Our ultrasound exam performed at 23 weeks of gestation revealed the following findings which were suggestive of tetralogy of Fallot: ventricular septal defect, overriding aorta and pulmonary stenosis.

The microdeletion of 22q11 was not detected. After an extensive counseling, parents decided to continue in their pregnancy.

The follow-up exam at 32 weeks of gestation showed a marked pulmonary stenosis with no reverse flow. The fetal growth was in the 25th percentile and there was a normal amount of the amniotic fluid.

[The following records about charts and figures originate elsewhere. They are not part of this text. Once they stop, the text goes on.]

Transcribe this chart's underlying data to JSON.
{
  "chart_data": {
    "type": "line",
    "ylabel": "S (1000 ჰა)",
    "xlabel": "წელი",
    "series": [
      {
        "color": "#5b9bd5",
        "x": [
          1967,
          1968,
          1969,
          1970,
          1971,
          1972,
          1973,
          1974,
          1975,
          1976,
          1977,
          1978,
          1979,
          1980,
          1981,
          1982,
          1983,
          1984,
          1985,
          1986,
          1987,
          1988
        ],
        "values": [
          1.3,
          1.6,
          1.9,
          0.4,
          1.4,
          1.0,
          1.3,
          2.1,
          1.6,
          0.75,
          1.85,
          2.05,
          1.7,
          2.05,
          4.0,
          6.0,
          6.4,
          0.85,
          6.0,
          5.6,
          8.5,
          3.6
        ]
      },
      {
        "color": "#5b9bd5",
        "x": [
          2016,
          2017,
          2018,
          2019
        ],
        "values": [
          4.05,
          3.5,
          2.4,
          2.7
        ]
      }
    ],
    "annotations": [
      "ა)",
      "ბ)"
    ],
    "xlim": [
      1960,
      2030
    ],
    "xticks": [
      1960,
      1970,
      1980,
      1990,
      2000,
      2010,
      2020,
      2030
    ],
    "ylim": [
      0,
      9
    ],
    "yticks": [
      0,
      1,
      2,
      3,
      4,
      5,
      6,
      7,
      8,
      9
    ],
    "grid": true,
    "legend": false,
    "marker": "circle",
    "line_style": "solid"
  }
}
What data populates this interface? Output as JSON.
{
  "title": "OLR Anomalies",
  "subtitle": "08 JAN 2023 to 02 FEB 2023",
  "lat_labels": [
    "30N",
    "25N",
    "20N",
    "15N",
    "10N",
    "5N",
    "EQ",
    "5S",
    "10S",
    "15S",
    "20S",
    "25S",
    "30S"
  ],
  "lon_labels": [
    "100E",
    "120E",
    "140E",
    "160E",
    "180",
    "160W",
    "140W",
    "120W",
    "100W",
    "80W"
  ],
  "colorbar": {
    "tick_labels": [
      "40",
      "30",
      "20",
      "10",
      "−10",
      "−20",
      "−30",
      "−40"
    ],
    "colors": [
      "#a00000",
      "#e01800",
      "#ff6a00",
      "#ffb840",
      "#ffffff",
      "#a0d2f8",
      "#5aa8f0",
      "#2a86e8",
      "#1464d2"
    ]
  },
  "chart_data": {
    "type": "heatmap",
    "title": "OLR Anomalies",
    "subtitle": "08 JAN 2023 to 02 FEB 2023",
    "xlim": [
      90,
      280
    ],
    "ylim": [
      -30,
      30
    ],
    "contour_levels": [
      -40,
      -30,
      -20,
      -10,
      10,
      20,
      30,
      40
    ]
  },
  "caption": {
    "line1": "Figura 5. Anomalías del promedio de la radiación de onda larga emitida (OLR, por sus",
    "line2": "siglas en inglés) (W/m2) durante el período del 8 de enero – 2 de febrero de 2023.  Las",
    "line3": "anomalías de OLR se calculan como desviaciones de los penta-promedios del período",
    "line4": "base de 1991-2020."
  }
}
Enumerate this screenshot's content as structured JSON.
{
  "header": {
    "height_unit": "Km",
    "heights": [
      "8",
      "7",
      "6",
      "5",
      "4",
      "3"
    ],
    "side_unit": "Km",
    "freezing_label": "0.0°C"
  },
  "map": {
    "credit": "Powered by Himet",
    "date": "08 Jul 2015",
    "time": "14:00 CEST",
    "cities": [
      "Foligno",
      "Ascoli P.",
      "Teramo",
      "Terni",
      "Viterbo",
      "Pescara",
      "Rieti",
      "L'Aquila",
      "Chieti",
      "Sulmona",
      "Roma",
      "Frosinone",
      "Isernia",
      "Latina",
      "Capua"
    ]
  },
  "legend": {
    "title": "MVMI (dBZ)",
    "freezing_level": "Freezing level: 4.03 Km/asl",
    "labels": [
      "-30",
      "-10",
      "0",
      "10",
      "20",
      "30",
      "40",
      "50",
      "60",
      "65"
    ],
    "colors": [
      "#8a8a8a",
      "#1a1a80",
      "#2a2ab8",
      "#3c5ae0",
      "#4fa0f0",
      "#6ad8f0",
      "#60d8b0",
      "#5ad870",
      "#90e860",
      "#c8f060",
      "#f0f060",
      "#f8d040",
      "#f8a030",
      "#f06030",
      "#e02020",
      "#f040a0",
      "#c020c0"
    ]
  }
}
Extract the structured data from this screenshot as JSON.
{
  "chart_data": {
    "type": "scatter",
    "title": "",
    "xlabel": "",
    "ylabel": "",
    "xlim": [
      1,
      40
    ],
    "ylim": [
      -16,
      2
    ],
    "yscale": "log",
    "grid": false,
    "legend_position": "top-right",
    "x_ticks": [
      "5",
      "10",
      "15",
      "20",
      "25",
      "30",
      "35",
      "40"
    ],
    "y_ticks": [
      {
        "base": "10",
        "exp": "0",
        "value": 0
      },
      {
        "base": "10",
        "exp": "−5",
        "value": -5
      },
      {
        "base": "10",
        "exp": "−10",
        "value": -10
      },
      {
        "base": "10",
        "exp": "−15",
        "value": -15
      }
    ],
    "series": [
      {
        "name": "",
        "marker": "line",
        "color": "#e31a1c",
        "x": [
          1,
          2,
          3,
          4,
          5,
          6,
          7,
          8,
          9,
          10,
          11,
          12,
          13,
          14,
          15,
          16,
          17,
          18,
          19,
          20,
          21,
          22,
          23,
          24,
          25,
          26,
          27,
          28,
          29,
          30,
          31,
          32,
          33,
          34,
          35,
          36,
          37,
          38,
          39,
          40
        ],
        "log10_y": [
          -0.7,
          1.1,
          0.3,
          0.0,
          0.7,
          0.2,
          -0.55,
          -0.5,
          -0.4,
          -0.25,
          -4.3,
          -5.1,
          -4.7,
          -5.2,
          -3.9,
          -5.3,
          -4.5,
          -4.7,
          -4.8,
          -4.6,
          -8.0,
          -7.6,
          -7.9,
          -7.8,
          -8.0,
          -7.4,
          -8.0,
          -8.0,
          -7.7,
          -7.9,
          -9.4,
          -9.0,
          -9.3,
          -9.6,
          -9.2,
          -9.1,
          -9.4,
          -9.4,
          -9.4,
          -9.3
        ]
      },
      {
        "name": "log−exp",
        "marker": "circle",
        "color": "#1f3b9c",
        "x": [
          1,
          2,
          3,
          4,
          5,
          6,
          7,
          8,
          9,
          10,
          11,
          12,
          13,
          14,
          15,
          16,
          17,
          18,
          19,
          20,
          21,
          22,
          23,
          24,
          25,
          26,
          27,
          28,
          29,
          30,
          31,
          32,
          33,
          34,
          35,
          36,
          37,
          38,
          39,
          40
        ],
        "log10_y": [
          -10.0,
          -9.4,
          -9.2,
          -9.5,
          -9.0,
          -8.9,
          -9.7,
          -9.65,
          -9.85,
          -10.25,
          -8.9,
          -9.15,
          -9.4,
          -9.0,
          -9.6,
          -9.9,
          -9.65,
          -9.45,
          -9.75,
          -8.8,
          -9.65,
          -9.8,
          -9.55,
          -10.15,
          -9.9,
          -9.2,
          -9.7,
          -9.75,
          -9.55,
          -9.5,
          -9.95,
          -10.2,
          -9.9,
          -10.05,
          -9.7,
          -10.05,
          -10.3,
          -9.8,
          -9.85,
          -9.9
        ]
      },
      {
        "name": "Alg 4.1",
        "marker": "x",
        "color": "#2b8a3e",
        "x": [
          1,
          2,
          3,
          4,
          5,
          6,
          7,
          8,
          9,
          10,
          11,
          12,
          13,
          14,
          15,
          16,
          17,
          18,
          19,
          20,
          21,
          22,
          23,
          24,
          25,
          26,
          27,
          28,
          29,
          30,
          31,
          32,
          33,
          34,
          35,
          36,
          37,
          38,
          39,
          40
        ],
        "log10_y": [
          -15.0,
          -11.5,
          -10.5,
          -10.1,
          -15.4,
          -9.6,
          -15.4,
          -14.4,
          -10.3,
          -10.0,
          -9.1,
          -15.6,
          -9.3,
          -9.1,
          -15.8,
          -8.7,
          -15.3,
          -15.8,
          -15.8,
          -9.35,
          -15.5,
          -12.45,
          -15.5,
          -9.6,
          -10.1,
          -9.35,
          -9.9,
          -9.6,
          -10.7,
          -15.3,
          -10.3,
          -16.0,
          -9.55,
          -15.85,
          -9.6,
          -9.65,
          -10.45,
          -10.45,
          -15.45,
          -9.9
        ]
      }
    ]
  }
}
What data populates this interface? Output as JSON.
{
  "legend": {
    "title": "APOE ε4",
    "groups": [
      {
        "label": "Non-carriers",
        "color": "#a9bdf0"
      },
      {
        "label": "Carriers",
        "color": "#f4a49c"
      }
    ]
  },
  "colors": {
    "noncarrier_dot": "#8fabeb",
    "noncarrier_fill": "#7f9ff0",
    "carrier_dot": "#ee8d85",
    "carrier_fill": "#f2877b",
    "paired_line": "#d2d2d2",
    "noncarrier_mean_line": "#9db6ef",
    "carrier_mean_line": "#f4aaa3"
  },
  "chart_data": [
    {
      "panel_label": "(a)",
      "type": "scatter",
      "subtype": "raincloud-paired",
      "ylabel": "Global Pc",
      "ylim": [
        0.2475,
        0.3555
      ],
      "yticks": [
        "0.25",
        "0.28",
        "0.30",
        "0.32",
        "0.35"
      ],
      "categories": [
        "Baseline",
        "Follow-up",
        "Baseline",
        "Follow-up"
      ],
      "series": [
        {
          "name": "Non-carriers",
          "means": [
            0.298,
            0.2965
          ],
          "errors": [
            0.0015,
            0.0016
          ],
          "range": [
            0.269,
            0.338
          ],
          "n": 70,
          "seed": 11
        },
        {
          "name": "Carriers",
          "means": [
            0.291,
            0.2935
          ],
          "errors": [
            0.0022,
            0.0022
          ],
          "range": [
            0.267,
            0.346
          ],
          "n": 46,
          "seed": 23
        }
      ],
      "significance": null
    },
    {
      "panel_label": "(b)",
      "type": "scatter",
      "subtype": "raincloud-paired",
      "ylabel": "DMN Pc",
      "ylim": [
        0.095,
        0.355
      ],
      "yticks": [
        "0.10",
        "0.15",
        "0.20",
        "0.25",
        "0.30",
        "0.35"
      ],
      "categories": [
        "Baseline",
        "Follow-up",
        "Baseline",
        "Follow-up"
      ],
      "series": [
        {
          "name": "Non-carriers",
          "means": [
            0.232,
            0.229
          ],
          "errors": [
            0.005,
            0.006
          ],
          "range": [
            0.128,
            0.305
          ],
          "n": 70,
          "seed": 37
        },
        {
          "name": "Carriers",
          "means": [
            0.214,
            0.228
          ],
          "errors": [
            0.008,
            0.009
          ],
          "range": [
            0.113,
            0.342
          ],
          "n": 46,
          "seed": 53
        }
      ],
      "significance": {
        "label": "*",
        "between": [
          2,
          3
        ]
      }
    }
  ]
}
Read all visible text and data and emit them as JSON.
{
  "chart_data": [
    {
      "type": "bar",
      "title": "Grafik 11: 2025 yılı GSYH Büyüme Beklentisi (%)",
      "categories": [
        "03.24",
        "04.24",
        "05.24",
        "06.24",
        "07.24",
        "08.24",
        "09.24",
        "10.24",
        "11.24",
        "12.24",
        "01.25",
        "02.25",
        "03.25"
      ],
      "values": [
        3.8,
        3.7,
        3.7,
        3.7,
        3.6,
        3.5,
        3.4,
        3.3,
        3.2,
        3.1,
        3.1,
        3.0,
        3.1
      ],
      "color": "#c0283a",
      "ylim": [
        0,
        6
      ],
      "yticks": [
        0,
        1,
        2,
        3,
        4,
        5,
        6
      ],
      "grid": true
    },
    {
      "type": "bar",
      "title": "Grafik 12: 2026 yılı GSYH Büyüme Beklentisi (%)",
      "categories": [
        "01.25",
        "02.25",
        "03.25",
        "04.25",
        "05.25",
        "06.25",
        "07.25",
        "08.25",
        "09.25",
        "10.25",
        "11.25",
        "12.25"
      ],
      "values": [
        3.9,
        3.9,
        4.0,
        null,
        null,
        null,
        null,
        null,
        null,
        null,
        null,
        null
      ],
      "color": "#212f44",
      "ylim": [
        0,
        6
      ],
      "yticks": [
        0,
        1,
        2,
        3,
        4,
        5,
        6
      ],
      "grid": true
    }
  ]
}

A patient delivered via planned cesarean section at 39 weeks of gestation. The newborn weighted 3050 grams and Apgar score was 8/9 at 1st/5th minute respectively. The neonate was transferred to a cardiology unit for surgery. Postnatal echocardiography confirmed prenatal findings. Newborn oxygen saturation was good. Unfortunately, neonate died 4 days after delivery due to a sudden cardiorespiratory arrest with a consecutive multiple organ failure.

Images 1,2: 23 weeks, Image 1 shows a 4-chamber view with a normal cardiac axis. Image 2 shows a color Doppler demonstrating the filling of both ventricles.

 

Images 3,4: Image 3 shows the ventricular septal defect (arrow). Image 4, color Doppler demonstrating the blood flow through the septal defect.

 

Images 5,6: Image 5 shows the color Doppler of the overriding aorta. Image 6 shows an aortic arch. 

 

Image 7: 3-vessel view with thymus.



Images 8,9: 32 weeks, 4-chamber view.

 

Images 10,11: Aorta and ventricular septal defect.

 

Images 12,13: Image 12 shows a 3-vessel view with stenotic pulmonary artery (4.1 mm) and aorta (6.3 mm). Image 13 shows an aortic arch.

 

Images 14: Ductal arch.

 

Videos 1,2: Video 1 shows a color Doppler of a 3-vessel view, note a different diameter of the pulmonary artery and aorta. Video 2 shows an overriding aorta. 

 

Videos 3,4: Video 3 shows the main pulmonary artery dividing into right pulmonary artery and ductus arteriosus and aorta, the diameter of the pulmonary artery is markedly smaller than the diameter of the aorta. Video 4 shows a 4-chamber view with a ventricular septal defect.